An estimate of the cost of damage to insurers, conducted by Kinetic Analysis, a firm that predicts storm damage, is about $3 billion, down from an earlier estimate of $14 billion. The death toll so far is 25.
Flooding is by far the biggest threat. The city of Troy, New York, is threatened by a swelling Hudson River and a fragile dam holding it back.
Overall, communications infrastructure held up pretty well — except in those places where it didn’t. In a conference call on Sunday, the Federal Communications Commission said that 130,000 wireline subscribers lost phone service, while nearly 1,400 cellular telephone sites were out of service. Another 1,093 cell sites were running on backup power, and 500,000 cable TV subscribers lost service. The agency warned the tally could get worse, as power outages remain and battery backup systems fail.
All the stock exchanges in New York will open normally, though lots of traders who typically come into the city on Metro North may have trouble getting to work.

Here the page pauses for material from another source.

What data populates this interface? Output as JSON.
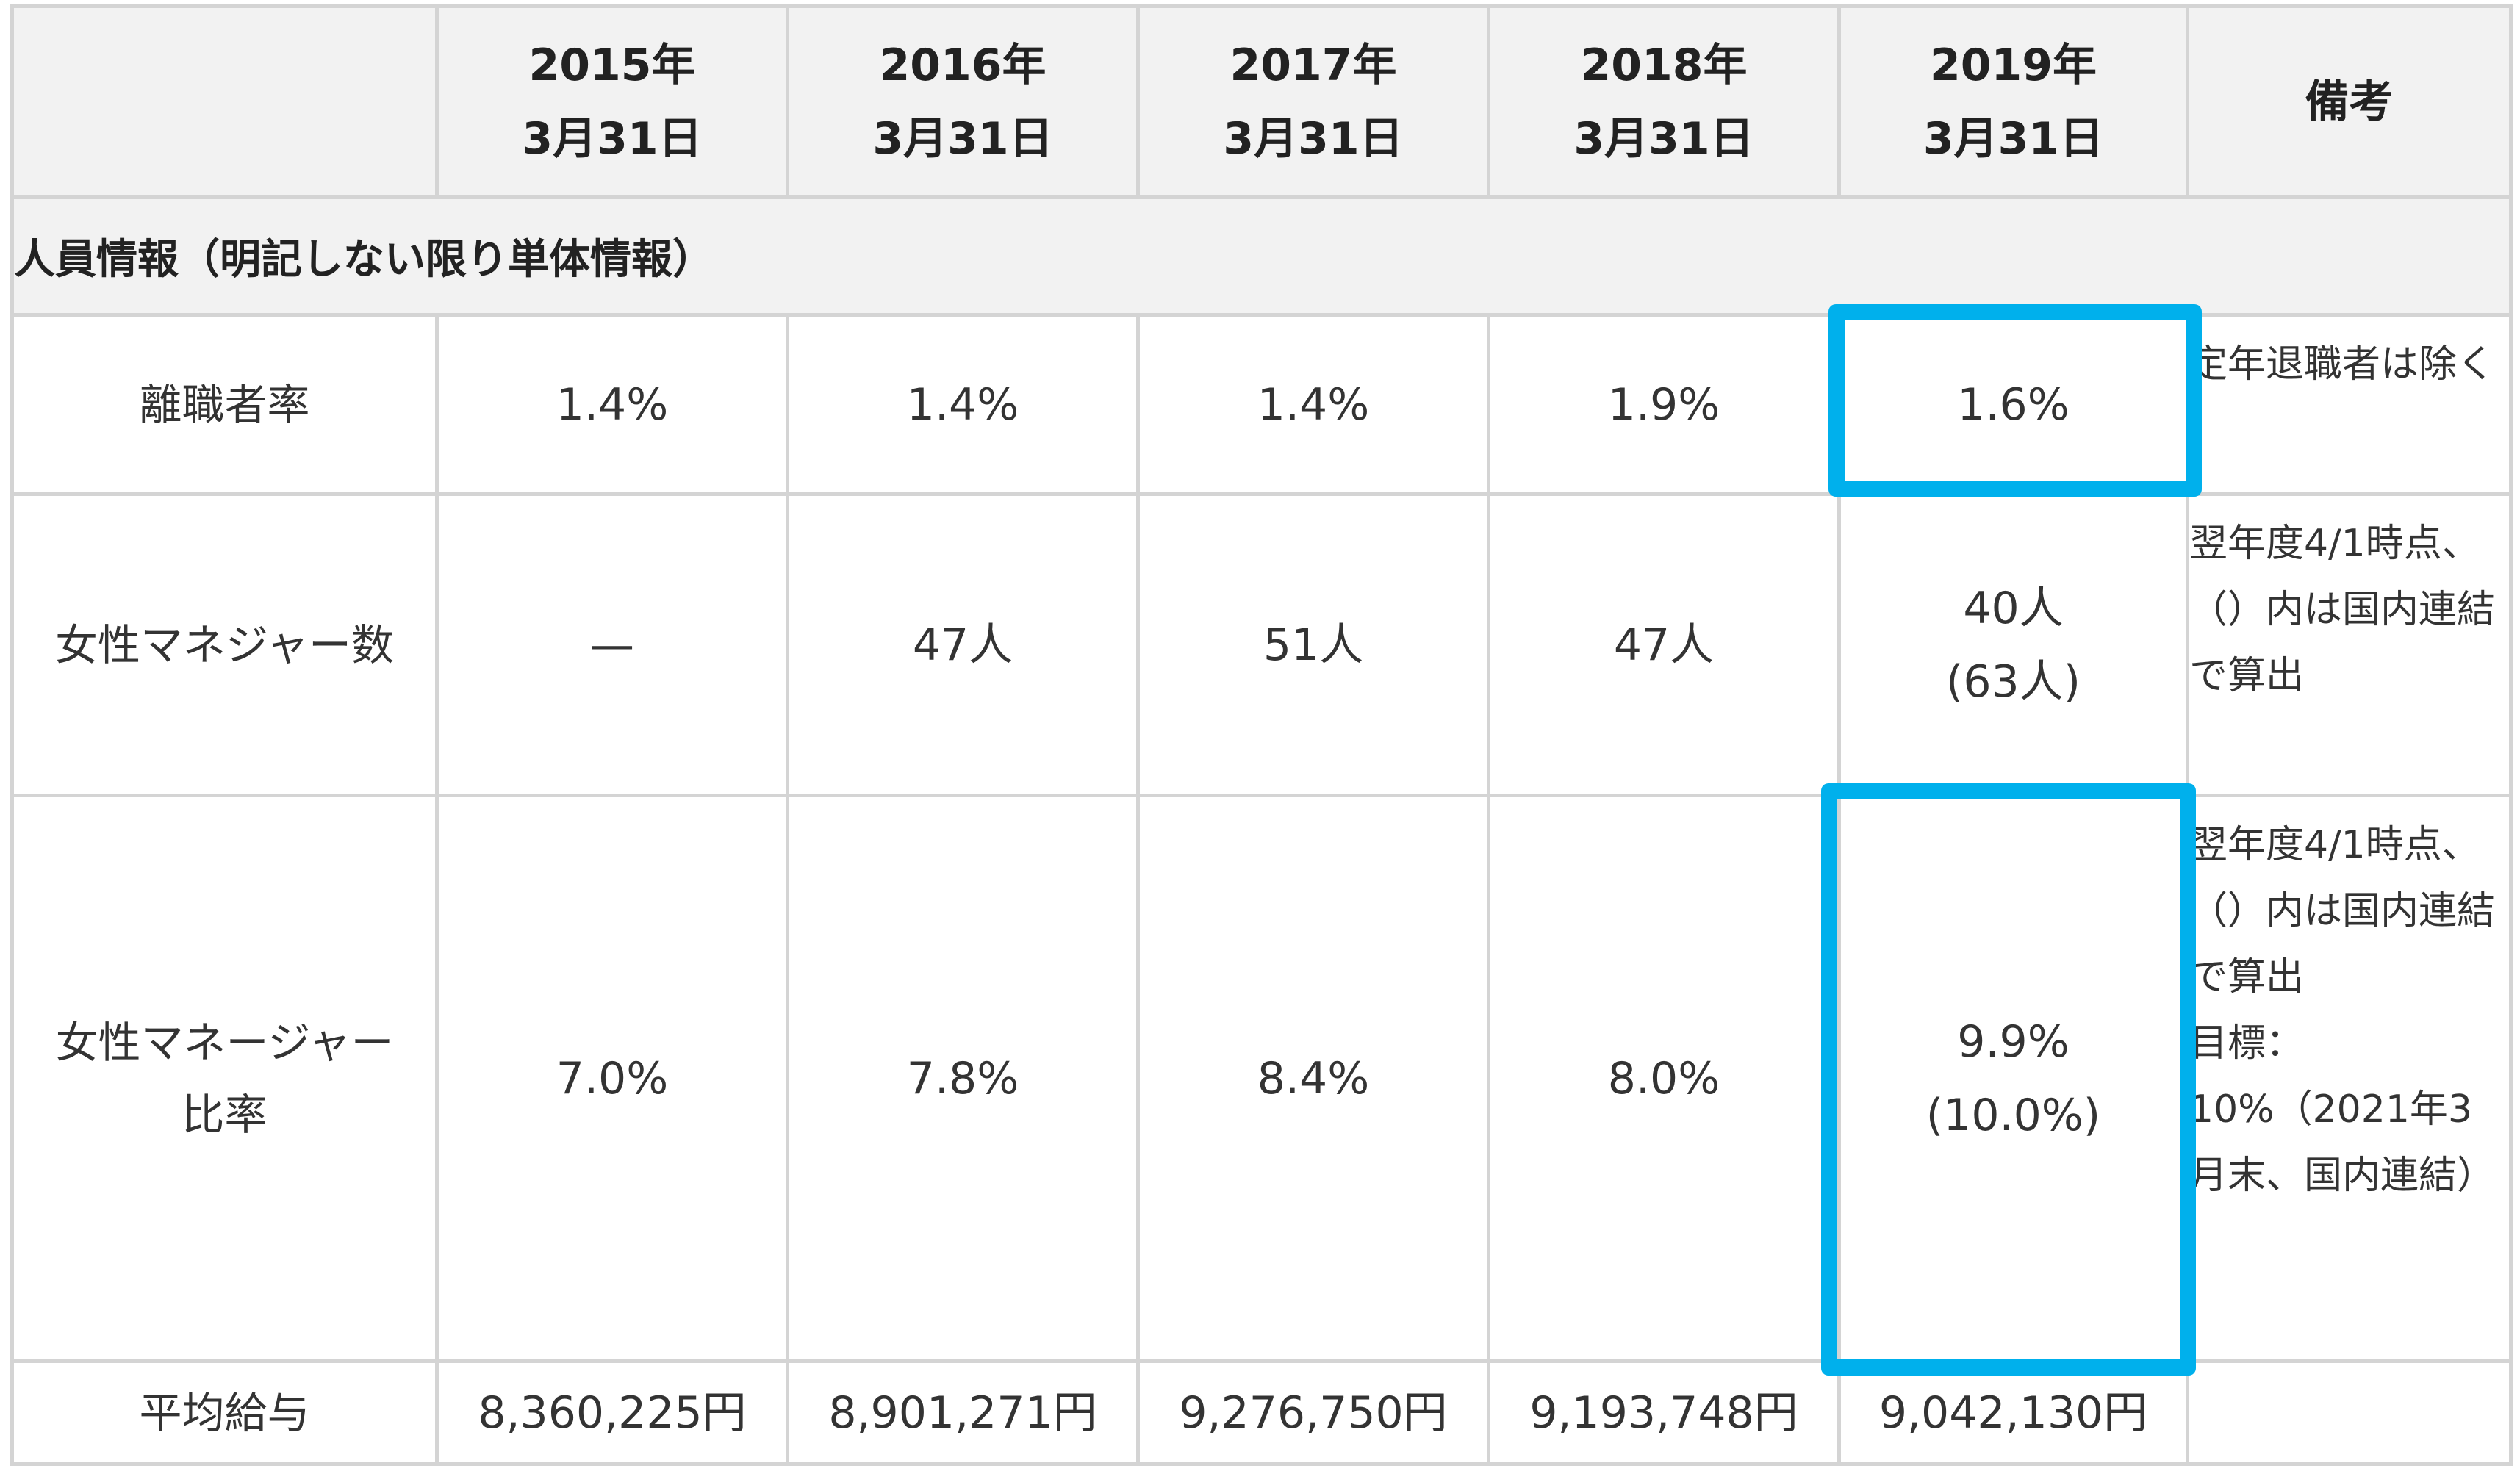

Did I say New York was largely spared? By the storm, mainly, but not by slightly panicked officials. The Metro Transit Authority is scrambling to get the subway system back up and running normally. Having for the first time shut the entire system down, it was limping back to life as of 6 am Eastern time. While the Long Island Railroad is running a nearly normal schedule, Metro North is not expected to operate at all.
New York area airports are re-opening as of 7 am Eastern time. Traffic at Logan International Airport in Boston is still snarled, as is Amtrak’s Acela service. Flights into and out of Baltimore and Washington, D.C., were slowly getting under way.
Another casualty: Local public radio station WNYC suffered damage to its AM transmitter because of flooding in New Jersey, and directed listeners to its Web stream, though its FM transmitter was fine.
For all the trouble Irene caused humankind, a more fragile creature emerged unscathed from the storm’s path. USA Today has an interesting story about a rare whimbrel, a type of shorebird, nicknamed Chinquapin by wildlife scientists in Georgia, who tagged it with a radio tracking device and spotted its signal on the Caribbean island of Eleuthera. The bird had flown through the most dangerous northeast section of Irene when it was still a Category 3 hurricane. Whimbrels typically spend their summers in Canada and then fly south to Brazil to breed. That’s one tough bird.